Doolittle sets out to recruit men for the mission, with the caveat that they don't know yet what the mission is going to be because of the fact that it has to remain top-secret until the last minute. Among them is pilot Capt. Ted Lawson (Van Johnson), who as the movie opens has recently been married and is about to start a family (Mrs. Lawson is played by Phyllis Thaxter), or at least was hoping to before the attack on Pearl Harbor. Lawson is the main character here mostly because he's the one who in real life after the raids wrote the book Thirty Seconds Over Tokyo. Gunner on Lawson's plane Cpl. David Thatcher (Robert Walker).
Lawson's crew, and the crews of a couple dozen more planes are sent to Florida for training, since they have to practice short takeoffs at low speed. Some of the men are smart enough to figure out part of what's going on, but they have to keep it a secret for obvious reasons. Eventually they fly west to San Diego, before the planes get loaded onto ships taht are going to be transported across the Pacific until they can get close enough to Japan to attack -- at least if they can avoid Japanese subs. This portion of the movie, however, is the part for a bit of comic relief as there's a sort of friendly rivalry between the flyboys who are part of the Army air corps (the US Air Force as a separate branch not being founded until after the War) and the Navy men on the ships.
Eventually, the raiding planes take off, earlier than planned once the element of surprise has been lost. They bomb Tokyo and some other places in Japan, and make their way across the Sea of Japan to China, barely making it and in some cases having to ditch just before getting to shore. Lawson and several of his men are pretty substantially injured. How are they going to get to safety? Well, of course we know they do and that Lawson gets back to America since he wrote the book. But it's actually a surprising amount of the film that's set in China.
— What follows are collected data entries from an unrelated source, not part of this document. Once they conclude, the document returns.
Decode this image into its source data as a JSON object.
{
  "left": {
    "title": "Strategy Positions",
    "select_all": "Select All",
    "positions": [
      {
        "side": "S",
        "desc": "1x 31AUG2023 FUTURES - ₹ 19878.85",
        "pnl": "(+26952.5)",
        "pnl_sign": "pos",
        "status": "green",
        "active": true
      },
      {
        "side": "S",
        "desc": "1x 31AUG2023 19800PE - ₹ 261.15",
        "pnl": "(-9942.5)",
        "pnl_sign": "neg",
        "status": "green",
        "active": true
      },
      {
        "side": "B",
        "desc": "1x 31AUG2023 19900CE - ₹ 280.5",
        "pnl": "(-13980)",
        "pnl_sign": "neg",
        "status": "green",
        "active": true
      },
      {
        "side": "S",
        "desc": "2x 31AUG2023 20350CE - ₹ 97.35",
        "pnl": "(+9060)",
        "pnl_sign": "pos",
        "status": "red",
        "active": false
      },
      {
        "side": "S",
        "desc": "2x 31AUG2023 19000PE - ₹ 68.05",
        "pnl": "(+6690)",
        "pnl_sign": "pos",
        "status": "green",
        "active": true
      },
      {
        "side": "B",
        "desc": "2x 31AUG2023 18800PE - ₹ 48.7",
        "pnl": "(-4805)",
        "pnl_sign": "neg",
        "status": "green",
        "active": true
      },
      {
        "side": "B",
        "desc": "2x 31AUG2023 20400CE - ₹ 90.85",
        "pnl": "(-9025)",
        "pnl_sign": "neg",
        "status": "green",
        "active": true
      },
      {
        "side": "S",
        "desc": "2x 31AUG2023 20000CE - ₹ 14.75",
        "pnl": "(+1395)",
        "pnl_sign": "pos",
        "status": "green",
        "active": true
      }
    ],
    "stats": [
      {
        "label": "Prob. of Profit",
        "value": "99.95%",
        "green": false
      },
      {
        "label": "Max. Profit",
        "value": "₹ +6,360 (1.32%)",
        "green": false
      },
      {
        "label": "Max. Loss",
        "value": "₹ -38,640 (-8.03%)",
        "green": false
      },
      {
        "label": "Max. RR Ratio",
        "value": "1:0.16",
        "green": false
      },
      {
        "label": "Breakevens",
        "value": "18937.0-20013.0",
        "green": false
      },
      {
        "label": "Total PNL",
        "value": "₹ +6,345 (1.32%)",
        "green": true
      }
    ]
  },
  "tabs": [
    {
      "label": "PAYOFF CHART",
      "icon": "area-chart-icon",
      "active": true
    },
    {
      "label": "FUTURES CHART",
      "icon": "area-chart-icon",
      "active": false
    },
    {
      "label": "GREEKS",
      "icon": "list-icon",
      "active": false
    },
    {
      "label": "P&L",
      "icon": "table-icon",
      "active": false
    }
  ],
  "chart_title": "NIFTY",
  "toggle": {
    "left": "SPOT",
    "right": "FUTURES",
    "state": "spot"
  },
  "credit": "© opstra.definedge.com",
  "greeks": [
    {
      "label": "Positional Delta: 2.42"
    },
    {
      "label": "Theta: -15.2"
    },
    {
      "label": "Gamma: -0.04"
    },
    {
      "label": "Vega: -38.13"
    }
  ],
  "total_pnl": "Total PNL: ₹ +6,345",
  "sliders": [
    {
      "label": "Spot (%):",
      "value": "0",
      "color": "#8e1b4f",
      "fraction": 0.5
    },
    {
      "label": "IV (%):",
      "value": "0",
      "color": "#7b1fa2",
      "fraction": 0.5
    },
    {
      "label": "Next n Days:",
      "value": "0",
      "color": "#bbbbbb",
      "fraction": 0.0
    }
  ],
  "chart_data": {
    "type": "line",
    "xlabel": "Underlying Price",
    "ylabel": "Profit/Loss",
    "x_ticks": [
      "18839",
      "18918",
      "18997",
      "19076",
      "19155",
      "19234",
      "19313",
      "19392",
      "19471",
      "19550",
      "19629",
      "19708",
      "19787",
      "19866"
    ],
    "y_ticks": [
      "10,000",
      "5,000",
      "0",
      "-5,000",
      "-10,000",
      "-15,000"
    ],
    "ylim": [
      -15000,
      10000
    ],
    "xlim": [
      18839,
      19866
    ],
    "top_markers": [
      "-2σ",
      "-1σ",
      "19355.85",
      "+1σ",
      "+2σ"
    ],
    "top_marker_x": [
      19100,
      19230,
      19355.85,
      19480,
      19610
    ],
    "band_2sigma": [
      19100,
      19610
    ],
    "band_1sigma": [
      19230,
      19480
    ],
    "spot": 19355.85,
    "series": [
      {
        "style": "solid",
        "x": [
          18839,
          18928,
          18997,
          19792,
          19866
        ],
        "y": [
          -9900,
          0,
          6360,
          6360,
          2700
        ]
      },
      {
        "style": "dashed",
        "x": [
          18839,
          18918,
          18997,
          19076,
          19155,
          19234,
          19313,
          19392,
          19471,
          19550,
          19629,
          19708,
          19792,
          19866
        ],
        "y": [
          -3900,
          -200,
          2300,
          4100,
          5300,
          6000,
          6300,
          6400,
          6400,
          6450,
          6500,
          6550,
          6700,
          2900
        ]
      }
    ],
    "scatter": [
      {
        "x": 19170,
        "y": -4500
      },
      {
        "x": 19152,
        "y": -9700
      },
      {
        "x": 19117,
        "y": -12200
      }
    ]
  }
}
Thirty Seconds Over Tokyo was filmed in the first half of 1944, with the movie being released late in the year. This was while the war was still raging. As a result the movie is fairly formulaic and more designed to be a morale-booster than something even-handed. Then again, that's in part because what actually happened was fairly well known by the public of the day. Even with all that in mind, watching 80 years later, Thirty Seconds Over Tokyo is a pretty good movie.
It's also interesting to see the credits list of the movie as it opens up. This was one of Robert Mitchum's first movies. (Wikipedia says it's his debut, although I could swear that The Human Comedy came out earlier. Perhaps it's his first screen credit.) Several B-listers, like Don DeFore and Leon Ames show up, while Wikipedia says a very young Blake Edwards has a small role.